Your trace above is a full update of blocked load which is a normal
sequence that happen regularly but you don't show that this happens
too often

The call to update_blocked _average is rate limited by load_balance
interval for idle and busy load balance so those 2 cases should not be
a problem. There is no rate limit in case of newly_idle because it is
assumed that the latter is normally called only if it has been
estimated that there is enough time to run it. That's why
update_blocked_load_average is called all the time during newly idle
load balance

see in update_sd_lb_stats()
if (env->idle == CPU_NEWLY_IDLE && READ_ONCE(nohz.has_blocked))
env->flags |= LBF_NOHZ_STATS;

We could consider removing this condition but I need time to  remind
all the side effect of this

IIUC, your real problem is that newidle_balance is running whereas a
task is about to wake up on the cpu and we don't abort quickly during
this load_balance

so we could also try to abort earlier in case of newly idle load balance

>
> > > sometimes, which seems overkill.
> > >
> > > schbench shows a clear improvement with the change:
> >
> > Have you got more details about your test setup ?
> > which platform ?
> > which kernel ?
>
> I mentioned in the commit message it is a v5.4 kernel.

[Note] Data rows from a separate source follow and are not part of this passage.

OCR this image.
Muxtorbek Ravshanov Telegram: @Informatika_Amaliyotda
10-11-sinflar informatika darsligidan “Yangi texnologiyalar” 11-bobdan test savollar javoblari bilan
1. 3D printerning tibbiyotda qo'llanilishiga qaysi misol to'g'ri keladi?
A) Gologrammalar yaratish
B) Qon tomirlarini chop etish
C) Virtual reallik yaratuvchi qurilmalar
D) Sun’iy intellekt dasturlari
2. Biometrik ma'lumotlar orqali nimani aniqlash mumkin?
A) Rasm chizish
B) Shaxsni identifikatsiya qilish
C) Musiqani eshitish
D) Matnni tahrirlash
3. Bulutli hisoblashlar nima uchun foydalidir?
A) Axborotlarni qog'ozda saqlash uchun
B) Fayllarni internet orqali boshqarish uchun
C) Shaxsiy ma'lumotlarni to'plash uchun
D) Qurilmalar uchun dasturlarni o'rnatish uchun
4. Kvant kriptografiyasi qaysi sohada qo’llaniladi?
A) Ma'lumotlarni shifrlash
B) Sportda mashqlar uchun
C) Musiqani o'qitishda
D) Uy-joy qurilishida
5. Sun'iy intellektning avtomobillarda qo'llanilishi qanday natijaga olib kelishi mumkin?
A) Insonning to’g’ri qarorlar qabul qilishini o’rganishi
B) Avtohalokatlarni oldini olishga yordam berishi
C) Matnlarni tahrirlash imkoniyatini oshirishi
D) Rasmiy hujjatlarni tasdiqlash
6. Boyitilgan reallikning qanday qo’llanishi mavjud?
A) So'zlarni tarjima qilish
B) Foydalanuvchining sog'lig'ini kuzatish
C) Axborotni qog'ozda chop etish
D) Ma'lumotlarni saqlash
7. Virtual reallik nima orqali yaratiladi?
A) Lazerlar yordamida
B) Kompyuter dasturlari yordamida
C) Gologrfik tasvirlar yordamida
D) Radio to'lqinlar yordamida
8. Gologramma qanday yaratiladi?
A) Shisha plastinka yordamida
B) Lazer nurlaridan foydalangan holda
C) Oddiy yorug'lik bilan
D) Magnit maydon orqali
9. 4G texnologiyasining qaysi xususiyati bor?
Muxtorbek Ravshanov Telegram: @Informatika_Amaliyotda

I was not sure if the tests results done with this kernel because we
usually ask for results against mainline to make sure you are not
facing a problem that has solved since v5.4 has been released

>
> The platform is Snapdragon 7c. The platform is:
> https://www.qualcomm.com/products/snapdragon-7c-compute-platform
>
> >
> > >
> > > Without patch:
> > > ~/schbench -t 2 -m 2 -r 5
> > > Latency percentiles (usec) runtime 5 (s) (212 total samples)
> > >         50.0th: 210 (106 samples)
> > >         75.0th: 619 (53 samples)
> > >         90.0th: 665 (32 samples)
> > >         95.0th: 703 (11 samples)
> > >         *99.0th: 12656 (8 samples)
> > >         99.5th: 12784 (1 samples)
> > >         99.9th: 13424 (1 samples)
> > >         min=15, max=13424
> > >
> > > With patch:
> > > ~/schbench -t 2 -m 2 -r 5
> > > Latency percentiles (usec) runtime 5 (s) (214 total samples)
> > >         50.0th: 188 (108 samples)
> > >         75.0th: 238 (53 samples)
> > >         90.0th: 623 (32 samples)
> > >         95.0th: 657 (12 samples)
> > >         *99.0th: 717 (7 samples)
> > >         99.5th: 725 (2 samples)
> > >         99.9th: 725 (0 samples)
> > >
> > > Cc: Paul McKenney <paulmck@kernel.org>
> > > Cc: Frederic Weisbecker <fweisbec@gmail.com>
> > > Suggested-by: Dietmar Eggeman <dietmar.eggemann@arm.com>
> > > Co-developed-by: Qais Yousef <qais.yousef@arm.com>
> > > Signed-off-by: Qais Yousef <qais.yousef@arm.com>
> > > Signed-off-by: Joel Fernandes (Google) <joel@joelfernandes.org>
> > >
> > > ---
> > >  kernel/sched/fair.c | 2 +-
> > >  1 file changed, 1 insertion(+), 1 deletion(-)
> > >
> > > diff --git a/kernel/sched/fair.c b/kernel/sched/fair.c
> > > index 04a3ce20da67..fe2dc0024db5 100644
> > > --- a/kernel/sched/fair.c
> > > +++ b/kernel/sched/fair.c
> > > @@ -8381,7 +8381,7 @@ static bool update_nohz_stats(struct rq *rq, bool force)
> > >         if (!cpumask_test_cpu(cpu, nohz.idle_cpus_mask))
> > >                 return false;
> > >
> > > -       if (!force && !time_after(jiffies, rq->last_blocked_load_update_tick))
> > > +       if (!force && !time_after(jiffies, rq->last_blocked_load_update_tick + (HZ/20)))
> >
> > This condition is there to make sure to update blocked load at most
> > once a tick in order to filter newly idle case otherwise the rate
> > limit is already done by load balance interval
>
> What prevents newidle_balance from hitting this code? Are you suggesting rate
> limit that as well?
>
> > This hard coded (HZ/20) looks really like an ugly hack
>
> Yes, it was not a well researched number. If you have a suggestion for better
> fix, let me know.
>
> thanks,
>
>  - Joel
>
>
> > >                 return true;
> > >
> > >         update_blocked_averages(cpu);
> > > --
> > > 2.30.0.280.ga3ce27912f-goog
> > >